Three easy anthropic models, and two hard ones

For illustrative purposes, imagine simple agents—AI’s, or standard utility maximisers—who have to make decisions under anthropic uncertainty.

Specifically, let there be two worlds, W1 and W2, equally likely to exist. W1 contains one copy of the agent, W2 contains two copies. The agent has one single action available: the opportunity to create, once, either a box or a cross. The utility of doing so varies depending on which world the agent is in, as follows:

In W1: Utility(cross) = 2, Utility(box) = 5

In W2: Utility(cross) = 2, Utility(box) = 0

The agent has no extra way of telling which world they are in.

  • First model (aggregationist, non-indexical):

Each box or cross created will generate the utility defined above, and the utility is simply additive. Then if the agent decides to generate crosses, the expected utility is 0.5(2+(2+2))=3, while that of generating boxes is 0.5(5+(0+0))=2.5. Generating crosses is the way to go.

  • Second model (non-aggregationist, non-indexical):

The existence of a single box or cross will generate the utility defined above, but extra copies won’t change anything. Then if the agent decides to generate crosses, the expected utility is 0.5(2+2)=2, while that of generating boxes is 0.5(5+0)=2.5. Generating boxes is the way to go.

  • Third model (unlikely existence, non-aggregationist, non-indexical):

Here a simple change is made: the worlds do not contain agents, but proto-agents, each of which has an (independent) one chance in a million of becoming an agent. Hence the probability of the agent existing in the first universe is 1/​M, while the probability of an agent existing in the second universe is approximately 2/​M. The expected utility of crosses is approximately 1/​M*0.5(2+2*2)=3/​M while that of boxes is approximately 1/​M*0.5(5+2*0)=2.5/​M. Generating crosses is the way to go.

  • Fourth model (indexical):

This is the first “hard” model from the title. Here the agent only derives utility from the box or cross it generated itself. And here, things get interesting.

There is no immediately obvious way of solving this situation, so I tried replacing it with a model that seems equivalent. Instead of having indexical preferences for its own shapes, I’ll give the agent non-indexical aggregationist preferences (just as in the first model), and halve the utility of any shape in W2. This should give the same utility to all agents in all possible worlds as the indexical model. Under the new model, the utility of crosses is 0.5(2+(1+1)) = 2, while that of boxes is 0.5(5+(0+0))=2.5. Boxes are the way to go.

  • Fifth model (indexical, anticipated experience)

The fifth model is one where after the agents in W2 have made their decision, but before they implement it, one of them is randomly deleted, and the survivor creates two shapes. If the agents are non-indexical, then the problem is simply a version of first model.

But now the agents are indexical. There are two ways of capturing this fact; either the agent can care about the fact that “I, myself will have created a shape”, or “the thread of my future experience will contain an agent that will have created a shape”. In the first case, the agent should consider that in W2, it only has a 50% chance of succeeding in it’s goal, but the weight of its goal is doubled: this is the fourth model again, hence: boxes.

In the second case, each agent should consider the surviving agent as the thread of its future experience. This is equivalent to non-indexical first case, where only the number of shapes matter (since all future shapes belong to an agent that is in the current agent(s)′ future thread of experience). Hence: crosses.
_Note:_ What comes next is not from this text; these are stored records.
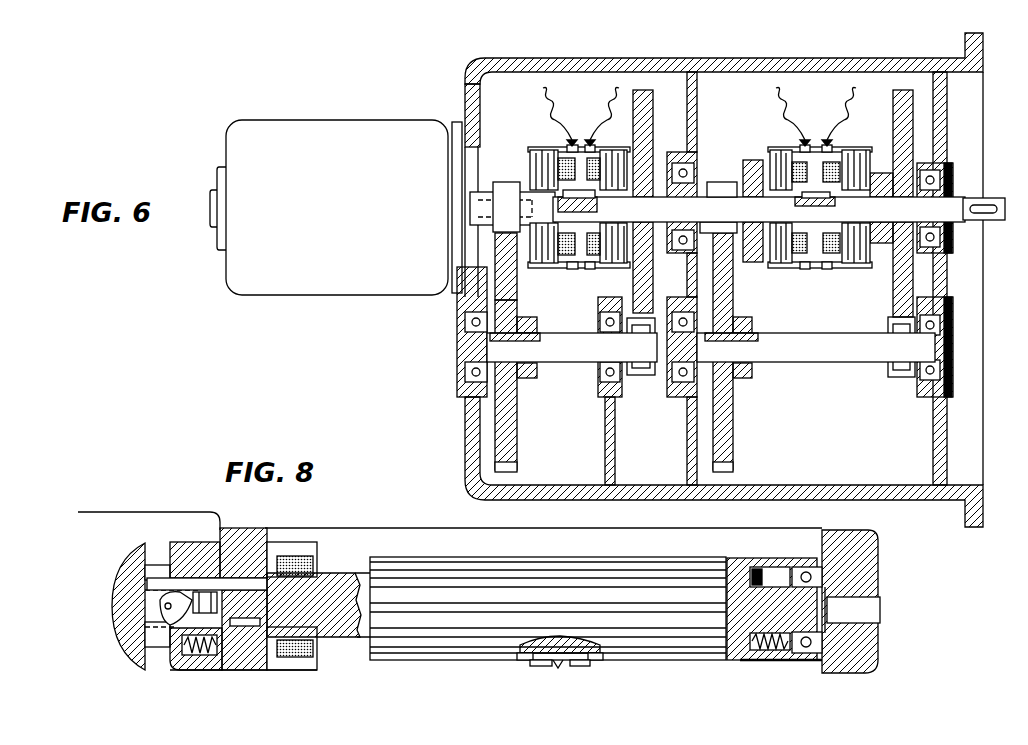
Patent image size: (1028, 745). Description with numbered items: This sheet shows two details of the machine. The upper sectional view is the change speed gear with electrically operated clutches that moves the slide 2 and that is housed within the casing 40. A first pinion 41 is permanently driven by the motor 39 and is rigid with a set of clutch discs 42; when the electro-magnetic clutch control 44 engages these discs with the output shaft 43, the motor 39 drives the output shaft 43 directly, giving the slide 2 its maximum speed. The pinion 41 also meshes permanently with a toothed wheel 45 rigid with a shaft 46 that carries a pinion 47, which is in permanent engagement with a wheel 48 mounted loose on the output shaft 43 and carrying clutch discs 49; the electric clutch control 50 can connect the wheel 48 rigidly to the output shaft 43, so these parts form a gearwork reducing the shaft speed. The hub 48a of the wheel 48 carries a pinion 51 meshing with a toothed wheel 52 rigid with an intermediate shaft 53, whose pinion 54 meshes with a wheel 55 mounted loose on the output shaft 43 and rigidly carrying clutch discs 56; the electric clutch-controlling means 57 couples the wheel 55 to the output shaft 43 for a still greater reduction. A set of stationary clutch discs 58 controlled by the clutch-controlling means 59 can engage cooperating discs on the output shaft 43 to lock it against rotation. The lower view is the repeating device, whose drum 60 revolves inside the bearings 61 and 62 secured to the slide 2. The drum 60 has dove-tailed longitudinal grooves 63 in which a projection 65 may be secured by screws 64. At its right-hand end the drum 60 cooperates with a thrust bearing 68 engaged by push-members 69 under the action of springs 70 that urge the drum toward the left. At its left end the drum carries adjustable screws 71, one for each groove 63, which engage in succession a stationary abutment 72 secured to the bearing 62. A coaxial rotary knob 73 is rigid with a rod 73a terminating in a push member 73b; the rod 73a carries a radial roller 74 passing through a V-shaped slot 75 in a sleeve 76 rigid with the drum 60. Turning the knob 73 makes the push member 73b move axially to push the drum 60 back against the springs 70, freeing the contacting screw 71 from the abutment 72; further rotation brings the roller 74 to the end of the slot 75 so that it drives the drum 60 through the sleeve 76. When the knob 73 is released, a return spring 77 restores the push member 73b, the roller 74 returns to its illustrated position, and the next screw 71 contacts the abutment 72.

In FIG. 8, the slide 2 is at (945, 513).
In FIG. 6, the motor 39 is at (300, 138).
In FIG. 6, the gear housing 40 is at (467, 444).
In FIG. 6, the first pinion 41 is at (503, 190).
In FIG. 6, the set of clutch discs 42 is at (537, 262).
In FIG. 6, the output shaft 43 is at (952, 200).
In FIG. 6, the electro-magnetic clutch control 44 is at (549, 150).
In FIG. 6, the toothed wheel 45 is at (515, 427).
In FIG. 6, the shaft 46 is at (570, 345).
In FIG. 6, the pinion 47 is at (644, 362).
In FIG. 6, the wheel 48 is at (645, 142).
In FIG. 6, the hub 48a is at (697, 185).
In FIG. 6, the set of clutch discs 49 is at (606, 268).
In FIG. 6, the electric clutch control 50 is at (605, 150).
In FIG. 6, the pinion 51 is at (722, 185).
In FIG. 6, the toothed wheel 52 is at (733, 404).
In FIG. 6, the intermediate shaft 53 is at (827, 345).
In FIG. 6, the pinion 54 is at (903, 362).
In FIG. 6, the wheel 55 is at (910, 122).
In FIG. 6, the set of clutch discs 56 is at (862, 268).
In FIG. 6, the electric clutch-controlling means 57 is at (844, 160).
In FIG. 6, the set of stationary clutch discs 58 is at (765, 255).
In FIG. 6, the electric clutch-controlling means 59 is at (790, 160).
In FIG. 8, the drum 60 is at (728, 655).
In FIG. 8, the bearing 61 is at (845, 540).
In FIG. 8, the bearing 62 is at (235, 655).
In FIG. 8, the longitudinally extending grooves 63 is at (658, 625).
In FIG. 8, the screws 64 is at (533, 665).
In FIG. 8, the projection 65 is at (575, 666).
In FIG. 8, the thrust bearing 68 is at (872, 638).
In FIG. 8, the push-members 69 is at (805, 656).
In FIG. 8, the springs 70 is at (770, 655).
In FIG. 8, the adjustable screws 71 is at (305, 660).
In FIG. 8, the stationary abutment 72 is at (278, 660).
In FIG. 8, the rotary knob 73 is at (125, 586).
In FIG. 8, the rod 73a is at (172, 655).
In FIG. 8, the push member 73b is at (195, 656).
In FIG. 8, the roller 74 is at (145, 632).
In FIG. 8, the V-shaped slot 75 is at (162, 568).
In FIG. 8, the sleeve 76 is at (158, 605).
In FIG. 8, the return spring 77 is at (210, 582).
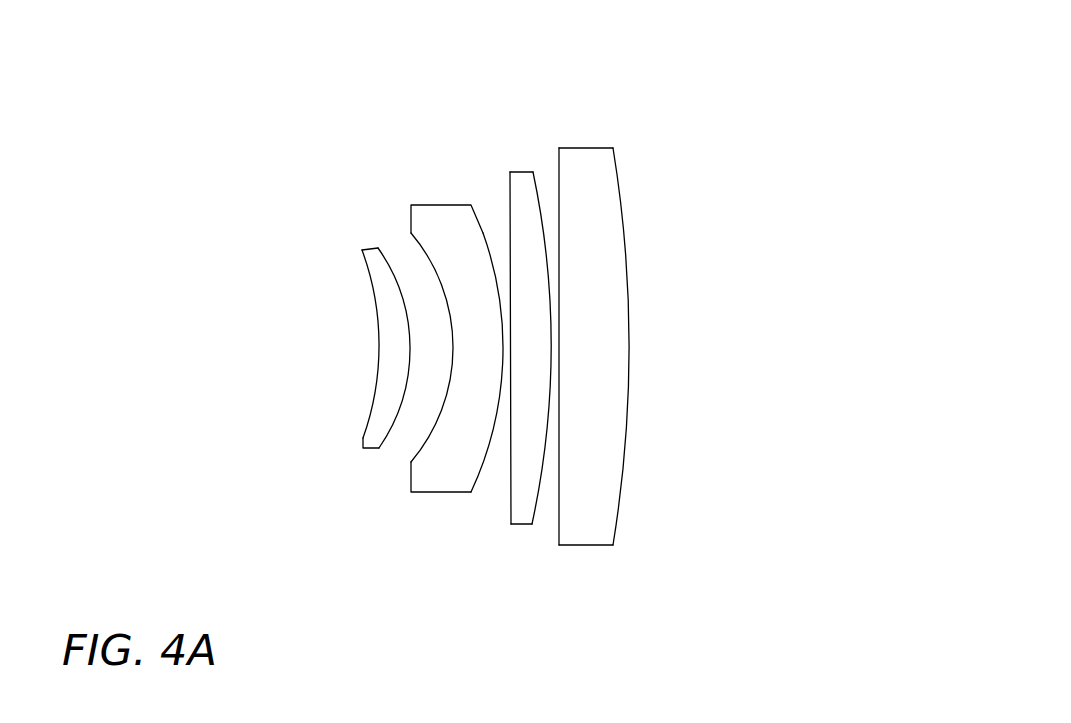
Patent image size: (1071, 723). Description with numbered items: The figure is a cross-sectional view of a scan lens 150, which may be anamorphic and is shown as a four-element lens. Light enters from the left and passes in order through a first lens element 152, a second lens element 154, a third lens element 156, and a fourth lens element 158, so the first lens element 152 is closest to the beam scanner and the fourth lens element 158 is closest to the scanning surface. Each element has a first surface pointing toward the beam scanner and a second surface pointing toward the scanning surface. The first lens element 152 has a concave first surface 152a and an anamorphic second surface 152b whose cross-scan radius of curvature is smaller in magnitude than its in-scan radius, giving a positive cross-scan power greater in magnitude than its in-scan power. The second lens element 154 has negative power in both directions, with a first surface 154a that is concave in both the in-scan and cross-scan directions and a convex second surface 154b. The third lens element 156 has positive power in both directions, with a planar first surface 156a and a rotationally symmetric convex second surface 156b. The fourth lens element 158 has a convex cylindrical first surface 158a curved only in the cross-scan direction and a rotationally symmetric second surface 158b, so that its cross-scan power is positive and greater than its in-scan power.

The scan lens 150 is at (748, 58).
The first lens element 152 is at (370, 250).
The first surface of the first lens element 152a is at (372, 408).
The second surface of the first lens element 152b is at (396, 275).
The second lens element 154 is at (442, 207).
The first surface of the second lens element 154a is at (423, 438).
The second surface of the second lens element 154b is at (482, 232).
The third lens element 156 is at (520, 175).
The first surface of the third lens element 156a is at (510, 503).
The second surface of the third lens element 156b is at (537, 197).
The fourth lens element 158 is at (586, 150).
The first surface of the fourth lens element 158a is at (557, 527).
The second surface of the fourth lens element 158b is at (628, 347).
I won’t be analysing solutions to these problems yet, but simply say that many solutions will work, such as SIA with a dictator’s filter. However, though the calculations are correct, the intuition behind this seems suspect in the fourth model, and one could achieve similar results without SIA at all (giving its decision the power to affect multiple agent outcomes at once, for instance).

It should be noted that the fourth model seems to imply the Presumptuous Philosopher would be wrong to accept his bets. However, the third model seems to imply the truth of FNC (full non-indexical conditioning), which is very close to SIA—but time inconsistent. And there, the Presumptuous Philosopher would be right to accept his bets.

Confusion still persists in my mind, but I think it’s moving towards a resolution.